Personal information
- Full name: Emmanuel Kipkemei Bett
- Born: 29 March 1985 (age 40)

Sport
- Sport: Long-distance running
- Event(s): 5000 m, 10000 m, Half marathon

= Emmanuel Bett =

Kenyan long-distance runner

Emmanuel Kipkemei Bett (born 29 March 1985) is a Kenyan long-distance runner who competes in track and road running events. He has a 10,000-metres personal best of 26:51.16 minutes, which was the fastest time in the world in the 2012 season.

He was a latecomer to the elite level of running and made his first professional appearances in 2010. Competing in Brazil, he finished second at the Rio de Janeiro half marathon, fifth at the São Paulo 15K, and was runner-up at the Santos 10K. He competed in Europe for the first time in 2011 and made his breakthrough in the 10,000 meters track event. He placed fourth at the high-profile Memorial Van Damme and set a best of 26:51.95 minutes. This ranked him in the top ten that year. He ended the year with a win at the prestigious Zatopek 10 race in Melbourne.

In 2012 he placed fourth in the 10,000 m Kenyan trial race at the Prefontaine Classic, running a time of 27:07.90 minutes. After setting a 5000- meters best of 13:08.35 minutes at the Bislett Games, he also ran the Kenyan trial race over that distance, but in fifth place he was not selected for the Kenyan Olympic team. Despite this, he won at the Memorial Van Damme meeting. and his time of 26:51.16 was a personal best and the fastest 10,000 m by any athlete that year. He also ran a personal best of 60:56 minutes at the Great North Run, taking fifth place at the half marathon, and was the winner at the Cross Internacional de Soria. He retained his Zatopek 10 title that December.

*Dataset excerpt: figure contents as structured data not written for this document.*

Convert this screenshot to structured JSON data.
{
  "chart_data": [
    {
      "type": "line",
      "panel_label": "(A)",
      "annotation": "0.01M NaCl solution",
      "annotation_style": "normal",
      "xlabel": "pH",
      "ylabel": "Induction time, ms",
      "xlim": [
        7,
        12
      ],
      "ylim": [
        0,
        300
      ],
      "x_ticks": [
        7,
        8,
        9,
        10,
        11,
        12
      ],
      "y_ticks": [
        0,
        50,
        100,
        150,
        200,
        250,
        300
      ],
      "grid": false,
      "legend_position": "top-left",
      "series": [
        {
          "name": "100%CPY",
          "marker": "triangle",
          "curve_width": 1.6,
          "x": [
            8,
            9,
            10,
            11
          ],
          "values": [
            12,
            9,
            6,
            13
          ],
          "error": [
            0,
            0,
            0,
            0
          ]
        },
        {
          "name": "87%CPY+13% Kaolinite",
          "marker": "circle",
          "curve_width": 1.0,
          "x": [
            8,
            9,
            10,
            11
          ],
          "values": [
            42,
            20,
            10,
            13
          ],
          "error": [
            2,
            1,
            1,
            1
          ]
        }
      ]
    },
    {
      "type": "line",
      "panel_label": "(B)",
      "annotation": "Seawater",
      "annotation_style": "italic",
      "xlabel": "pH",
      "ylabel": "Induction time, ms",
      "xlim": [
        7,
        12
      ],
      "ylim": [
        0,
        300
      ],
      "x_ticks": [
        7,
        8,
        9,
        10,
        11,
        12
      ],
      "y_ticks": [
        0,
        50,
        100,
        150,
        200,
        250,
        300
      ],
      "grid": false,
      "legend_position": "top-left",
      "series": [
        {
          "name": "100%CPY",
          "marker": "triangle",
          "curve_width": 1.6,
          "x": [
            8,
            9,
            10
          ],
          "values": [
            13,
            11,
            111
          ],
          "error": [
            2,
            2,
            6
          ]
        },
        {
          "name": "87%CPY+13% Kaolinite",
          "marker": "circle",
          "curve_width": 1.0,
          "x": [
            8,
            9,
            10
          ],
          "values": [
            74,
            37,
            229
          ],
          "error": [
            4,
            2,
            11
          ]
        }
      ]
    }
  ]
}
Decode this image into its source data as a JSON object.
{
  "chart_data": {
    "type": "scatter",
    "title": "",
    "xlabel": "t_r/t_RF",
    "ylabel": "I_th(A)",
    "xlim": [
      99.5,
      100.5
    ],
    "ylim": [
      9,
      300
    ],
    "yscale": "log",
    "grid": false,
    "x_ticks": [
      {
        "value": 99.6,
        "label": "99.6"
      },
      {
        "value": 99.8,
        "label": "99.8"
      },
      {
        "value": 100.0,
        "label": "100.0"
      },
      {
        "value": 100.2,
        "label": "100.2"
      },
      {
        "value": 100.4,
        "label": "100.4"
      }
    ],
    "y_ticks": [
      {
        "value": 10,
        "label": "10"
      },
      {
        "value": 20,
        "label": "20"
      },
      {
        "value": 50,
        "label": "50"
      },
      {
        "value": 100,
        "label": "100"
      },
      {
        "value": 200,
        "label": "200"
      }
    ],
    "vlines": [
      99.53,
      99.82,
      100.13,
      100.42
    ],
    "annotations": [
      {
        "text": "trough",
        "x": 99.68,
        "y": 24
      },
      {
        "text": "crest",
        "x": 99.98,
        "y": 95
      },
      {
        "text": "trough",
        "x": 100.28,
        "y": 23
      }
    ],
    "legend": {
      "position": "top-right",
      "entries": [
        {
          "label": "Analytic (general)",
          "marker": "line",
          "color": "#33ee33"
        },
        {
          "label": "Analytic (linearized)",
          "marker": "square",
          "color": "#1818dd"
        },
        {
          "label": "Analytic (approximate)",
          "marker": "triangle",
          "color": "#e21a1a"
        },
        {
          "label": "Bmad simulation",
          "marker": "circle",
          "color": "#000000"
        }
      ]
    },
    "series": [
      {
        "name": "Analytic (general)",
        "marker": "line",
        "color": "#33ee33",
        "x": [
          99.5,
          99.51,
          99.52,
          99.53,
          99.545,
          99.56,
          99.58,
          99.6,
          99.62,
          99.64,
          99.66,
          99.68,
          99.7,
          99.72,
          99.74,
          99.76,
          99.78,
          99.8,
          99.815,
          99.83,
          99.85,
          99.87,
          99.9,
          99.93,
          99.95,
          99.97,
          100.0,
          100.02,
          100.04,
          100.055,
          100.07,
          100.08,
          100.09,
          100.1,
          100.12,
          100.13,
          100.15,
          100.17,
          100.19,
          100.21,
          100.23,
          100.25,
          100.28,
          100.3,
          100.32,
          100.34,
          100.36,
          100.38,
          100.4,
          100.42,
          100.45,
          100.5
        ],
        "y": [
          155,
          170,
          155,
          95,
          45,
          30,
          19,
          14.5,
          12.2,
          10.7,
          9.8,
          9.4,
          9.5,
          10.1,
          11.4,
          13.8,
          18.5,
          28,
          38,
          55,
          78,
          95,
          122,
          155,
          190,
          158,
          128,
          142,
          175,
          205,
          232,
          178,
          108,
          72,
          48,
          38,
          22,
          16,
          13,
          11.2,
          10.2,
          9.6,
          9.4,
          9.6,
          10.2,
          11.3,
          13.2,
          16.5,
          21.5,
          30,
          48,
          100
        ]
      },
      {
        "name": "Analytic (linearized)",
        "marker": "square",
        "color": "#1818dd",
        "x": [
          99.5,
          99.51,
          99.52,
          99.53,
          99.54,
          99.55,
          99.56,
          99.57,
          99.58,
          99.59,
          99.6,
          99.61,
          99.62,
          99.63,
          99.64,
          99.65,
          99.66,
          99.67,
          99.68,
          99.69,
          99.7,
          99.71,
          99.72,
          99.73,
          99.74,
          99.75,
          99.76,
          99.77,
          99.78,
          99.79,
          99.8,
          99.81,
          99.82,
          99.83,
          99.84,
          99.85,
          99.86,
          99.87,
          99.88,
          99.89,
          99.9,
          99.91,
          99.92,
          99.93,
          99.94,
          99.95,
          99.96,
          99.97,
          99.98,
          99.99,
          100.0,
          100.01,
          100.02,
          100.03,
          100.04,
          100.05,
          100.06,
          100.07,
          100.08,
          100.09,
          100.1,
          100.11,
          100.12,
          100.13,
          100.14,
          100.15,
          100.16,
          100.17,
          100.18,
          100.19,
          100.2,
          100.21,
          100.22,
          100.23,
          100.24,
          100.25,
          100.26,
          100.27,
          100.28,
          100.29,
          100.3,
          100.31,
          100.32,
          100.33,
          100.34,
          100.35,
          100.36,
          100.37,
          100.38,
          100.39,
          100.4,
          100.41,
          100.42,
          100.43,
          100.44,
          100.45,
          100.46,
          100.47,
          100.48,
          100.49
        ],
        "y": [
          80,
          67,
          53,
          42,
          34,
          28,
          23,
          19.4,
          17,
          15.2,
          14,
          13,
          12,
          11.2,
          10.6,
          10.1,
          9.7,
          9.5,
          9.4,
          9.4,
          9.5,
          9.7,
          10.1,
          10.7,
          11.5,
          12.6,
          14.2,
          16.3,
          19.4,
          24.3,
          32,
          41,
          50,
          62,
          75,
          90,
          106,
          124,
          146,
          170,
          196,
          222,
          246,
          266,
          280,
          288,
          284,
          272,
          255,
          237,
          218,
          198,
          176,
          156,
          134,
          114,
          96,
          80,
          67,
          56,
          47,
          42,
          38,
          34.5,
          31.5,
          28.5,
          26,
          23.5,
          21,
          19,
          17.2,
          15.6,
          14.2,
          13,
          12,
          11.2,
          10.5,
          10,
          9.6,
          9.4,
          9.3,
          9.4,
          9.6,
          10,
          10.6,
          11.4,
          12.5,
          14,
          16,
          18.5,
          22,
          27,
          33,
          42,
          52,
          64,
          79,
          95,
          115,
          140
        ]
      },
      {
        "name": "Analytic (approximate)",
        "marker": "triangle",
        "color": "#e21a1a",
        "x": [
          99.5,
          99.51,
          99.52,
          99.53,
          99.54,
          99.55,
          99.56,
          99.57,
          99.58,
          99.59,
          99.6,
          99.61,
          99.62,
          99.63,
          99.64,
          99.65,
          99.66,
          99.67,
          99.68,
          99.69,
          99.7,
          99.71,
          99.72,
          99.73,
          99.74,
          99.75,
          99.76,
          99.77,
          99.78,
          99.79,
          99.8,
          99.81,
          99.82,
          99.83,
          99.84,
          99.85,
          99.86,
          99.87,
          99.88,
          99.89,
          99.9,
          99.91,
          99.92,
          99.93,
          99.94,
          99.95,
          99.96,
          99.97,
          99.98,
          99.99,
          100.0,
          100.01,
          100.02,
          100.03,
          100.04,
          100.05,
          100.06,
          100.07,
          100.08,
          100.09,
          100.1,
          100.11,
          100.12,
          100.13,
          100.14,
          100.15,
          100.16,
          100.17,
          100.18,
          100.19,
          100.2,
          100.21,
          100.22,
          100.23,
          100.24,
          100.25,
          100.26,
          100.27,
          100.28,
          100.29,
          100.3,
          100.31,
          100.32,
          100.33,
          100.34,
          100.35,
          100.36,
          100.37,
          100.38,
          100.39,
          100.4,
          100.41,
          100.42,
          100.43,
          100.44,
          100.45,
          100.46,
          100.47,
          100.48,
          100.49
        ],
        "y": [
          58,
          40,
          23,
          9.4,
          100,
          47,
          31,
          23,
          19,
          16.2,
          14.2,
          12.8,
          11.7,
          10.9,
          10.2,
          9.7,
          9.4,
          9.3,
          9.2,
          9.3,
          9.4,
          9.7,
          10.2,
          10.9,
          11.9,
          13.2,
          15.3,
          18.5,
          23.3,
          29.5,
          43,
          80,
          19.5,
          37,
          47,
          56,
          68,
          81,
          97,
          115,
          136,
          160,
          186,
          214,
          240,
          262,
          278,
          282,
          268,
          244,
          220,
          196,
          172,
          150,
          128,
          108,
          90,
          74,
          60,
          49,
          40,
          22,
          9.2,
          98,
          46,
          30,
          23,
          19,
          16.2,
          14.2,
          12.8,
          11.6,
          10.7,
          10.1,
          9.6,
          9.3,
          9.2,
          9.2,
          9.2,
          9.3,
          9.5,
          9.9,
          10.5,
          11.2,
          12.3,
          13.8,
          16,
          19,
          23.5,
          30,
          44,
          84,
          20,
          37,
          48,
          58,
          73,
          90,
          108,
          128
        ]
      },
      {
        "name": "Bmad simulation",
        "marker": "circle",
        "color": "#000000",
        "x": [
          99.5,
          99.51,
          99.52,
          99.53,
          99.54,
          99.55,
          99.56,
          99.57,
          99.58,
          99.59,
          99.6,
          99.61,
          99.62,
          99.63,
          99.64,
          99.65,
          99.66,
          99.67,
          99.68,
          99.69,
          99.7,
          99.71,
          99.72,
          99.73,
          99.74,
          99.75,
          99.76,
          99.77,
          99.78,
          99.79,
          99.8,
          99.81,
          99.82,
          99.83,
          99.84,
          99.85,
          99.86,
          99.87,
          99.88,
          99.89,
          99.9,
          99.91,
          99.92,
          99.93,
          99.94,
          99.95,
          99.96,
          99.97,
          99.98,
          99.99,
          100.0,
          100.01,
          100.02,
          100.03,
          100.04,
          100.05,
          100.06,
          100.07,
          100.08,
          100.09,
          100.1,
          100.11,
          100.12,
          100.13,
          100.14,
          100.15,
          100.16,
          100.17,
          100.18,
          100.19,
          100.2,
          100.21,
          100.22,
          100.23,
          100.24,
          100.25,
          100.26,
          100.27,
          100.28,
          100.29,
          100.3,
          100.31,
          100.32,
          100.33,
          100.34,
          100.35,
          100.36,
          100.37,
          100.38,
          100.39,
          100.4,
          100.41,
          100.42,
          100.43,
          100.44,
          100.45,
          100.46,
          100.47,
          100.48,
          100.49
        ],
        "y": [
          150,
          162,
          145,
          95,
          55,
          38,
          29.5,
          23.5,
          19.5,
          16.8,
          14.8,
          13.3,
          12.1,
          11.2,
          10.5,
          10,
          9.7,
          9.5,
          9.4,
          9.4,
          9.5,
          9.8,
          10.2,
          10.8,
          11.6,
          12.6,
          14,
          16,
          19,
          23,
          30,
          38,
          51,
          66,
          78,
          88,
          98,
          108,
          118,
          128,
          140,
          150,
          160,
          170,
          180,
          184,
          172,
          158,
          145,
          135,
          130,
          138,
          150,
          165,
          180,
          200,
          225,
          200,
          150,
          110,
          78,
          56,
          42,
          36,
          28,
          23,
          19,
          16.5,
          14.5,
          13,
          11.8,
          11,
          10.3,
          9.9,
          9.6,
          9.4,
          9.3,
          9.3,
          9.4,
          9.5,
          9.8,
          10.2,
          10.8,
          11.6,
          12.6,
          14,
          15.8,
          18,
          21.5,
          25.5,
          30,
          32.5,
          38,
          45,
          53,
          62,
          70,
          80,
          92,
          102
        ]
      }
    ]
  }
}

He opened 2013 on the cross-country circuit and was runner-up at the Cross Internacional de Itálica and the Cross Internacional Juan Muguerza. He was in the top ten of the World's Best 10K and the 10,000 m at the Prefontaine Classic, then placed second at the Lilac Bloomsday Run. He attempted to gain selection for the 2013 World Championships in Athletics, but was again out of the running with a fourth-place finish at the 10,000 m Kenyan trials. In October he was second only to Haile Gebrselassie at the Great Scottish Run and topped the podium at the Great South Run 10-mile race, seeing off a challenge from defending champion Stephen Mokoka. His brothers are also runners, David Kiprotich Bett and Josphat Bett Kipkoech.

==Personal bests==
- 5000 metres – 13:08.35 min (2012)
- 10,000 metres – 26:51.16 min (2012)
- 10K run – 28:20 Bangalore (2011)
- Half marathon – 1:01:40 (2013)
- Half marathon (downhill) – 1:00:56 (2012)

==Notes==
- The IAAF state his birth date as 29 March 1985 but his management company specifies that he was born on 30 March 1983.